Some people have genetic variations that cause increased levels of low-density lipoprotein cholesterol (LDL-C) in their blood.

A recent study found that people with these variations had an increased risk for calcium buildup in their heart valves and narrowing of their aortic valve, called aortic stenosis.

"While this study specifically looked at genetically high cholesterol, it is likely that elevation in cholesterol due to lifestyle and dietary choices would have a similar harmful effect on the aortic valve," said Sarah Samaan, MD, cardiologist and physician partner at the Baylor Heart Hospital in Plano, Texas.

"Aortic stenosis is more common in people in their 70s and older, but valve thickening and calcification develops earlier and progresses slowly over time," said Dr. Samaan, who was not involved in this study.

"Left untreated, aortic stenosis can cause heart failure and heart rhythm disorders, and severely impact quality of life," Dr. Samaan said. "The only treatment is surgery, which makes it even more important that we do everything we can to prevent the problem. Although this study does not address the question of  whether lowering cholesterol will prevent aortic stenosis, there is good reason to suspect that in fact it might.

This study was led by George Thanassoulis, MD, of McGill University Health Center in Montreal, Canada, and J. Gustav Smith, MD, of Lund University in Sweden.

"Our work provides confirmation that cholesterol is an important factor in the early stages of aortic valve disease and suggests that lowering cholesterol early in the disease process may provide protection from the development of aortic valve disease," Dr. Smith said in a press release.

The researchers used data from past studies on two large groups of patients — one group of 6,942 and another of 28,461. Researchers had taken images of these patients' blood vessels to look for calcium deposits and narrowing of the aortic valve. The aorta is the main artery in the heart.

The patients' blood cholesterol levels were also measured. Researchers analyzed the patients' genetic information and noted any mutations associated with genes tied to cholesterol.

In a study published in 2012 in JACC Cardiovascular Imaging, David S. Owens, MD, of the University of Washington in Seattle, and colleagues reported that aortic valve calcium increased the risk of heart and blood vessel problems like heart attack and stroke.

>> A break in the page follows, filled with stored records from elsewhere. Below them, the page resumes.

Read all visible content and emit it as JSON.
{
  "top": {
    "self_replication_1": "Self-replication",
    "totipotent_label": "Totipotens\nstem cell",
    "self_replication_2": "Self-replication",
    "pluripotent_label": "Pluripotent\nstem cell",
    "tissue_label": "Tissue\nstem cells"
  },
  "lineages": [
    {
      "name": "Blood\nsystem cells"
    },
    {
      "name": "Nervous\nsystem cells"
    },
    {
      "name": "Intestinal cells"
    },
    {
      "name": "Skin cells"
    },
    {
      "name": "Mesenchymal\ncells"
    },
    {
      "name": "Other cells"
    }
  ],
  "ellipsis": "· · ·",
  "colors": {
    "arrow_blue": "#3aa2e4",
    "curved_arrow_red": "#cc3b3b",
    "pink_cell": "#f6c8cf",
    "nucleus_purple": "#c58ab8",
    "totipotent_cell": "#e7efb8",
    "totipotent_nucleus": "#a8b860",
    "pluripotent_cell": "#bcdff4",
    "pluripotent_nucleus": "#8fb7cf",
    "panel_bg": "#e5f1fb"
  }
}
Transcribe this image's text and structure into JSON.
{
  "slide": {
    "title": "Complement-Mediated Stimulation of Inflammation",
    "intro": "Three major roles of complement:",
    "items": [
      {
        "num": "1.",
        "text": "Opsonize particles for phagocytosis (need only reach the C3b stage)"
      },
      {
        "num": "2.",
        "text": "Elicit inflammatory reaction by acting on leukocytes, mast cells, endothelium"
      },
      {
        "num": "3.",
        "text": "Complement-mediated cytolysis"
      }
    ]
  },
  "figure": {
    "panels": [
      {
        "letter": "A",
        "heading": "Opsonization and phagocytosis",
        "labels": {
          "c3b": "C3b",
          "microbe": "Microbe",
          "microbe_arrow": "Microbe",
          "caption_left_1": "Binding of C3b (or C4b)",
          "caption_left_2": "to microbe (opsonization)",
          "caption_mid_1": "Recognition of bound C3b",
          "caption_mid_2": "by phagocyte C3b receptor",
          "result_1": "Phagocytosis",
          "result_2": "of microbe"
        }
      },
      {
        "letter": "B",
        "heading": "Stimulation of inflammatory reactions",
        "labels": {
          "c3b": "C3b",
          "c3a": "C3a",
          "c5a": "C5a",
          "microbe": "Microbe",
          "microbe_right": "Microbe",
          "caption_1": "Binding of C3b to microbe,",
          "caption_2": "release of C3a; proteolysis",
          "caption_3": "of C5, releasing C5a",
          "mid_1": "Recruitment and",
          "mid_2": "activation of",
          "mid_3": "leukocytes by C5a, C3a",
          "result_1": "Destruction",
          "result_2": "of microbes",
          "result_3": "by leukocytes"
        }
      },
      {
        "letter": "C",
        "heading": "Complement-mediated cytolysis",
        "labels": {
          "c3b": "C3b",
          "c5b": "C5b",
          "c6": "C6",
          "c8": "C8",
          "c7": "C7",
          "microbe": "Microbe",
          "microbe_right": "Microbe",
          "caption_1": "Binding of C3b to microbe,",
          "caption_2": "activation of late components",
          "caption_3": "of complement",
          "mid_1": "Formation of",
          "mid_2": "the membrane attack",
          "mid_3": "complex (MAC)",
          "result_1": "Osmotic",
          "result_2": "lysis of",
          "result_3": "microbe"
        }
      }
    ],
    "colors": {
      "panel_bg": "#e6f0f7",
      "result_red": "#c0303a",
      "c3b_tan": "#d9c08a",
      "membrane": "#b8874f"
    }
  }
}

Dr. Thanassoulis and colleagues found calcium in the aortic valves of 32 percent of the group of 6,942 patients. Aortic stenosis — narrowing of the aortic valve — was found in 1.7 percent of the group of 28,461 patients over about 16 years.

Patients with higher levels of LDL-C were more likely to have aortic stenosis, Dr. Thanassoulis and team found.

People with genetic mutations tied to increased LDL-C had higher aortic valve calcium levels (38 percent higher) and a higher risk for aortic stenosis (three to four times higher) than people without the mutations.

According to authors of the current study, aortic valve disease cannot be slowed or stopped with current medical treatments. They said their study indicated that LDL-C may play a role in aortic valve disease and could be used as a target for treatment of valve disease.

"Whether earlier intervention to reduce LDL-C could prevent aortic valve disease merits further investigation," the authors noted.

The authors noted that their study only included data from people of European heritage.

This study was published online Oct. 26 in JAMA.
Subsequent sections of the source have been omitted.